Although I've since bought Mes Confitures, which has a number of different and delicious sounding preserves, at the time I made the jam I found the recipe on The Wednesday Chef's blog. To get the recipe, please visit The Wednesday Chef's post.
Saturday, September 11, 2010
Thai Garlic Rice Sausage
Anyone who has been fortunate enough to go to Thailand and taste Sai Grok Issaan , probably remembers the weird thrill she had biting into these morsels. Rather than simply being seasoned meat and fat stuffed in intestines (and who doesn't love that?) these sausages contain prodigious amounts of sticky rice and garlic. These are popular around train and bus stations, as commonplace in Thailand as tahu Sumendang is in Java. Despite that popularity, or perhaps because of it--immigrants seem to disdain putting the common foods on their menus in the US--you'll be hard pressed to find these in a Thai restaurant in the United States. That's a shame because they are delicious.

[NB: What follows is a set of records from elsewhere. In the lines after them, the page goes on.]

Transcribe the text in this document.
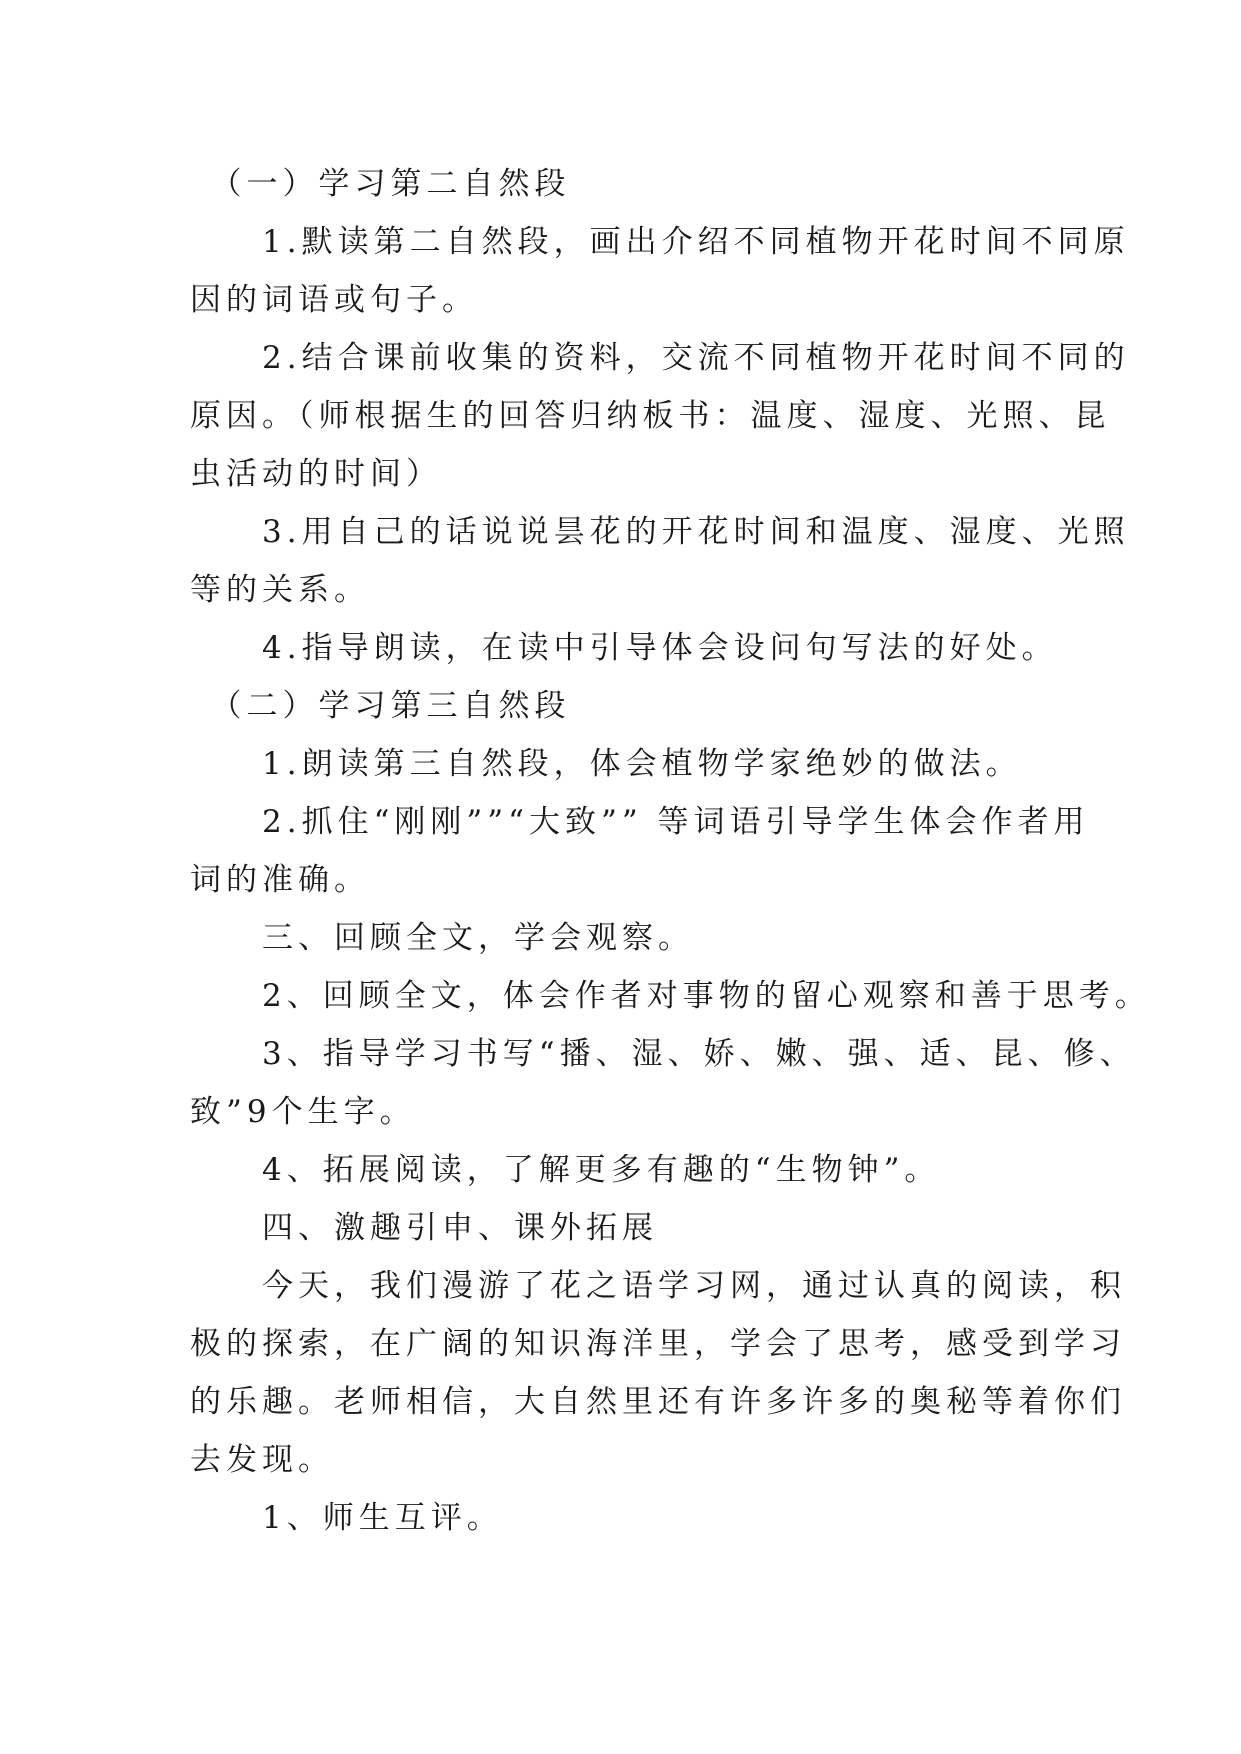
　（一）学习第二自然段

　　1.默读第二自然段，画出介绍不同植物开花时间不同原
因的词语或句子。

　　2.结合课前收集的资料，交流不同植物开花时间不同的
原因。（师根据生的回答归纳板书：温度、湿度、光照、昆
虫活动的时间）

　　3.用自己的话说说昙花的开花时间和温度、湿度、光照
等的关系。

　　4.指导朗读，在读中引导体会设问句写法的好处。

　（二）学习第三自然段

　　1.朗读第三自然段，体会植物学家绝妙的做法。

　　2.抓住“刚刚””“大致”” 等词语引导学生体会作者用
词的准确。

　　三、回顾全文，学会观察。

　　2、回顾全文，体会作者对事物的留心观察和善于思考。

　　3、指导学习书写“播、湿、娇、嫩、强、适、昆、修、
致”9个生字。

　　4、拓展阅读，了解更多有趣的“生物钟”。

　　四、激趣引申、课外拓展

　　今天，我们漫游了花之语学习网，通过认真的阅读，积
极的探索，在广阔的知识海洋里，学会了思考，感受到学习
的乐趣。老师相信，大自然里还有许多许多的奥秘等着你们
去发现。

　　1、师生互评。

These can be formed into normal, garlic sausage-sized links, or smaller, ping pong ball-sized bites as I did. For a lunch or picnic, I'd favor the larger links. To serve as a starter or a component to a meal comprised of several other dishes, I prefer the smaller size. Great on their own, they also are good wrapped in lettuce and herbs. Both Thai sweet chili sauce and Vietnamese nuoc cham go well with this sausage.
The recipe is adapted from ones found in Hot Sour Salty Sweet and vatch's thai street food. The former uses sticky rice; the latter uses a greater quantity of jasmine rice. I used sticky rice, but more in the ratio that Vatch suggests.
1 TBS minced cilantro root/stems (you can often find cilantro with roots at Asian markets)
10--12 ounces pork belly, cut into 1-inch cubes, then ground
3--4 cups cooked sticky rice, cold
1/2 cup chopped garlic
1 tsp freshly ground black pepper
1 tsp salt
sausage casing
With your hands, mix the ingredients well. This is a little like kneading a stiff dough, folding and refolding to amalgamate the pork, rice, cilantro and garlic. Then, feed this mixture into your meat grinder (I have a small hand-cranked grinder that is sufficient, if frustrating, for this purpose) and grind using a 3/16 or 1/4 inch plate. Stuff into the casing and twist off into links of the desired size.
Grill over medium-low direct heat, turning frequently. Serve with lettuce and fresh herbs and either Thai sweet chili sauce or nuoc cham.